I was sitting with some friends the other week and a question came up. Someone asked, “so, when did you last write a for-loop?” We all chimed in, one after another, and the answers varied. Some of us had written fors earlier in the day; others, the previous week. Some of my friends hadn’t written a for in months. And, no, it wasn’t because they’d left programming, it was because they were working in languages where you either don’t have fors or you don’t have to use them often… languages like Ruby, Smalltalk, OCaml, and Haskell.

Well, more power to them. I work in C, C++, and Java periodically. For-loops will always be a part of C. In C++, we you can avoid fors with algorithms and functors (although the syntax is a bit wild), but in Java, you’re still stuck with them unless you opt for the Apache collections library or some homegrown solution. Yes, there’s talk about adding closures to Java, but it’s not there yet.
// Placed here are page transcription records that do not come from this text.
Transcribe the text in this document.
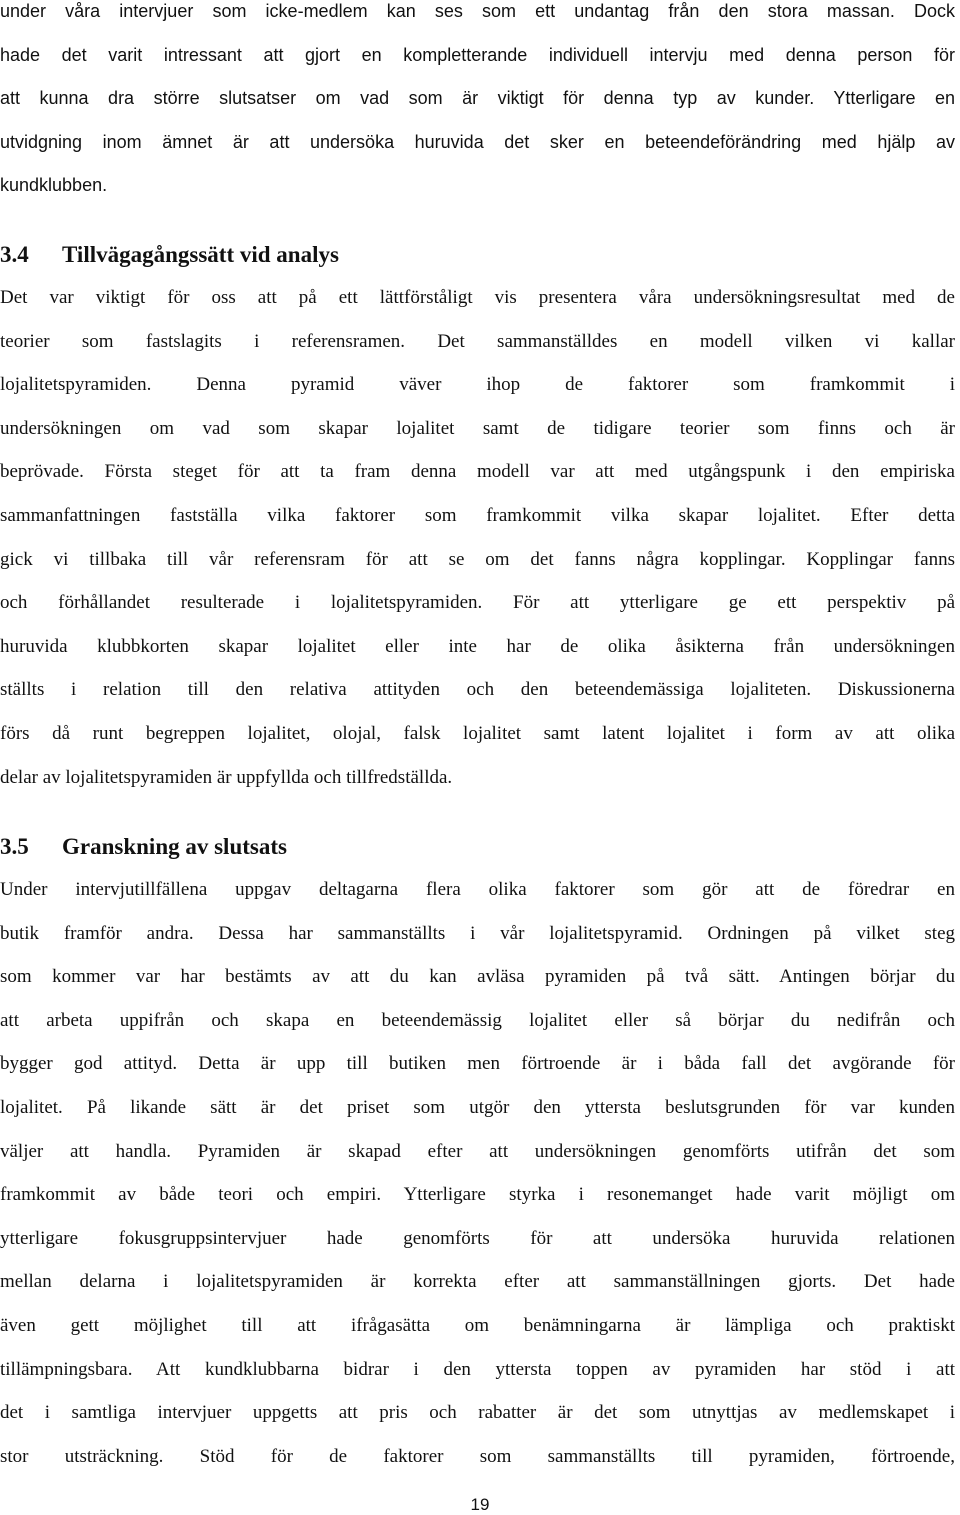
under våra intervjuer som icke-medlem kan ses som ett undantag från den stora massan. Dock
hade det varit intressant att gjort en kompletterande individuell intervju med denna person för
att kunna dra större slutsatser om vad som är viktigt för denna typ av kunder. Ytterligare en
utvidgning inom ämnet är att undersöka huruvida det sker en beteendeförändring med hjälp av
kundklubben.
3.4 Tillvägagångssätt vid analys
Det var viktigt för oss att på ett lättförståligt vis presentera våra undersökningsresultat med de
teorier som fastslagits i referensramen. Det sammanställdes en modell vilken vi kallar
lojalitetspyramiden. Denna pyramid väver ihop de faktorer som framkommit i
undersökningen om vad som skapar lojalitet samt de tidigare teorier som finns och är
beprövade. Första steget för att ta fram denna modell var att med utgångspunk i den empiriska
sammanfattningen fastställa vilka faktorer som framkommit vilka skapar lojalitet. Efter detta
gick vi tillbaka till vår referensram för att se om det fanns några kopplingar. Kopplingar fanns
och förhållandet resulterade i lojalitetspyramiden. För att ytterligare ge ett perspektiv på
huruvida klubbkorten skapar lojalitet eller inte har de olika åsikterna från undersökningen
ställts i relation till den relativa attityden och den beteendemässiga lojaliteten. Diskussionerna
förs då runt begreppen lojalitet, olojal, falsk lojalitet samt latent lojalitet i form av att olika
delar av lojalitetspyramiden är uppfyllda och tillfredställda.
3.5 Granskning av slutsats
Under intervjutillfällena uppgav deltagarna flera olika faktorer som gör att de föredrar en
butik framför andra. Dessa har sammanställts i vår lojalitetspyramid. Ordningen på vilket steg
som kommer var har bestämts av att du kan avläsa pyramiden på två sätt. Antingen börjar du
att arbeta uppifrån och skapa en beteendemässig lojalitet eller så börjar du nedifrån och
bygger god attityd. Detta är upp till butiken men förtroende är i båda fall det avgörande för
lojalitet. På likande sätt är det priset som utgör den yttersta beslutsgrunden för var kunden
väljer att handla. Pyramiden är skapad efter att undersökningen genomförts utifrån det som
framkommit av både teori och empiri. Ytterligare styrka i resonemanget hade varit möjligt om
ytterligare fokusgruppsintervjuer hade genomförts för att undersöka huruvida relationen
mellan delarna i lojalitetspyramiden är korrekta efter att sammanställningen gjorts. Det hade
även gett möjlighet till att ifrågasätta om benämningarna är lämpliga och praktiskt
tillämpningsbara. Att kundklubbarna bidrar i den yttersta toppen av pyramiden har stöd i att
det i samtliga intervjuer uppgetts att pris och rabatter är det som utnyttjas av medlemskapet i
stor utsträckning. Stöd för de faktorer som sammanställts till pyramiden, förtroende,
19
There’s something very annoying about writing a for. For one thing, you have to deal with a lot of detail that is really “off the side” of what you want to do. If you want to iterate an array in C, you can do this:


for(int n = 0; n < size; ++n) 
    sum += elements [n];

Isn’t it ridiculous that most of the complexity is in the first line, rather than the second? It’s all bookkeeping.

Isn’t it even more ridiculous that we’ve been doing this for years? And, sadly, it’s not because we haven’t tried to abstract our way out of it. Since the beginning of “structured programming” people have looked into ways to make iteration less onerous. I remember Pascal and Ada with their “upto”s and “downtos”.. and there was the CLU language, which introduced the concept of an iterator, which was great, but then we had to live with this for years in Java:


for (Iterator it = orders.iterator(); it.hasNext(); )  {
   Order order = (Order)it.next();
   …
}

It was just insane. And, yes, the for syntax introduced in Java 5 is nicer, but, really, just give me a block:


 orders.each { | order | ... }

So we're moving forward. People are moving towards blocks and closures, but why did it take so long?

Part of it, I think is a historical fear of inefficiency. For the longest while, the idea of using a block in the context of iteration was scary for many people. There's more indirection. And, regardless of whether it was slower, it looked slower. Another part, I think, was a fear among language designers that the vast majority of programmers wouldn't be able to handle blocks or that they would be put off by them. And I think that today we can say that that is obviously wrong. It's just a shame that it took so long to figure out.

So, if I run into those same friends in five years and we have the same conversation, I wonder what the answers will be? Will any of us still be writing fors? Only the C folks.. that's my bet.